Small Snake #9: Indonesian Tree Boa (Candoia carinata)

indonesian tree boa

Size15-24 inches (38-61 cm.), slender-bodied
Minimum Enclosure10 Gallon Aquarium or Equivalent
Diet1-3 Pinky Mice or 1-3 Anoles/Geckos Every 5-7 Days
Temperature78-82°F (26-28°C) on Cool Side
84-85°F (29-30°C) on Hot Side
Humidity50-80%
Lifespan10-15+ Years
Average Price$60+

This small, semi-arboreal species is native to Indonesia, New Guinea, and the Bismarck Archipelago. Despite their name, Indonesian tree boas are usually found on the ground or in low lying shrubs.

It can be challenging to find reliable information about the husbandry of this species. However, many aspects are thought to be similar to the keeping of their cousin, the viper boa.

Most individuals won’t accept rodents as a food source, so they will need to be fed appropriately sized frogs and lizards.

Their enclosure should include branches for climbing, ground-level hides or cover, and a large water bowl to soak in.

Despite the lack of knowledge and information about their captive husbandry, this species is thought to be hardier and easier to care for than the other larger tree boa species.

Most specimens in captivity are wild-caught.

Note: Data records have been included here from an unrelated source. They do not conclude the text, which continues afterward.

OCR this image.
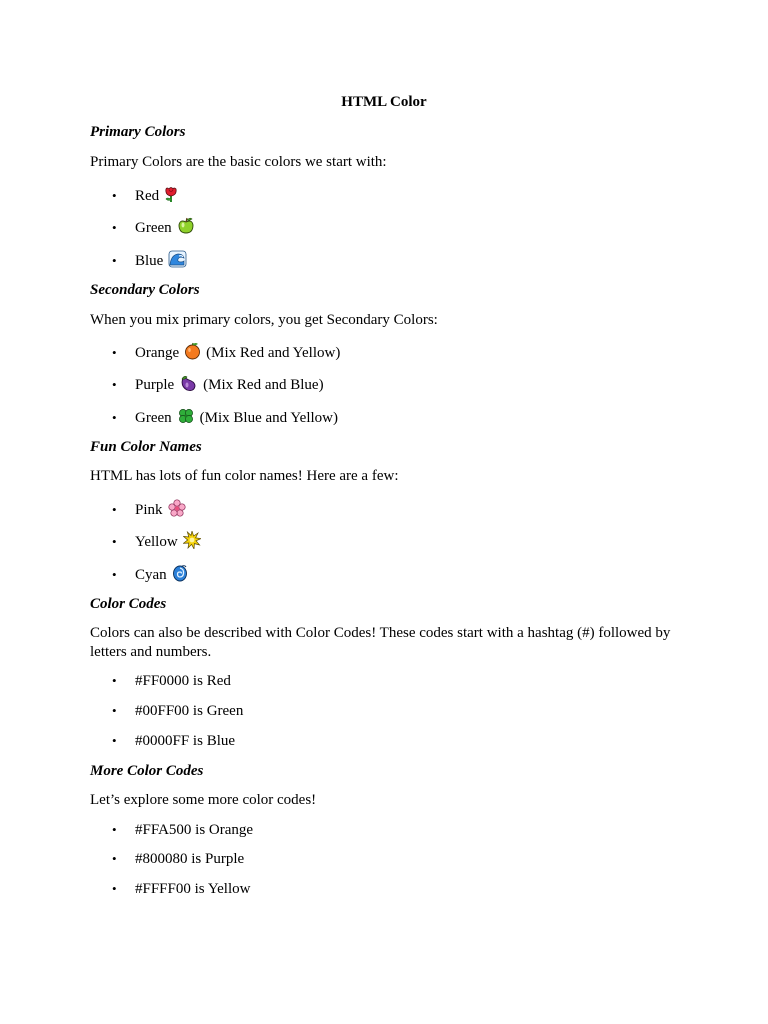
HTML Color
Primary Colors
Primary Colors are the basic colors we start with:
• Red
• Green
• Blue
Secondary Colors
When you mix primary colors, you get Secondary Colors:
• Orange (Mix Red and Yellow)
• Purple (Mix Red and Blue)
• Green (Mix Blue and Yellow)
Fun Color Names
HTML has lots of fun color names! Here are a few:
• Pink
• Yellow
• Cyan
Color Codes
Colors can also be described with Color Codes! These codes start with a hashtag (#) followed by letters and numbers.
• #FF0000 is Red
• #00FF00 is Green
• #0000FF is Blue
More Color Codes
Let’s explore some more color codes!
• #FFA500 is Orange
• #800080 is Purple
• #FFFF00 is Yellow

Small Snake #10: African House Snake (Lamprophis fuliginosus)

African House Snake

Size24-59 inches (61-150 cm.), proportionate body composition
Minimum Enclosure20 Gallon Long Aquarium or Equivalent
Diet1-2 Large Adult Mice Every 7-14 Days
Temperature70°F (21°C) on Cool Side
90°F (32°C) on Hot Side
Humidity40-60%
Lifespan20+ Years
Average Price$50+

As their name suggests, African house snakes are found in Africa. They are popular amongst snake keepers due to their small size, voracious appetite, and hardiness.

They should always have access to a water bowl large enough to soak in to assist with shedding. It is essential not to cohabitate this species because they are known to cannibalize and, if you have a male and a female, they will breed like rabbits.

African house snakes are SUCH enthusiastic feeders that they tend to ingest a side of substrate along with their main course meal, which can cause infections and digestive issues, so they should be fed in a separate, empty enclosure.

They have been popular in captivity for some time now, and due to their proliferation, it can be easy to procure a captive-bred snake.

There are also several color morphs to choose from.

Which of These Snakes That Stay Small is Right for YOU?

I hope that these brief introductions to some of the smaller snakes species have helped guide you towards making the best choice for your situation.

Whether you are looking for something unique or common, fossorial or arboreal, plain-hued, or flashy, there is undoubtedly an ideal small snake species for everyone.

But word to the wise, ALWAYS establish your pet snake’s enclosure before bringing her or him home. Trust me when I say, the last thing you will want to be dealing with is a new pet that is failing to thrive due to an improper tank setup.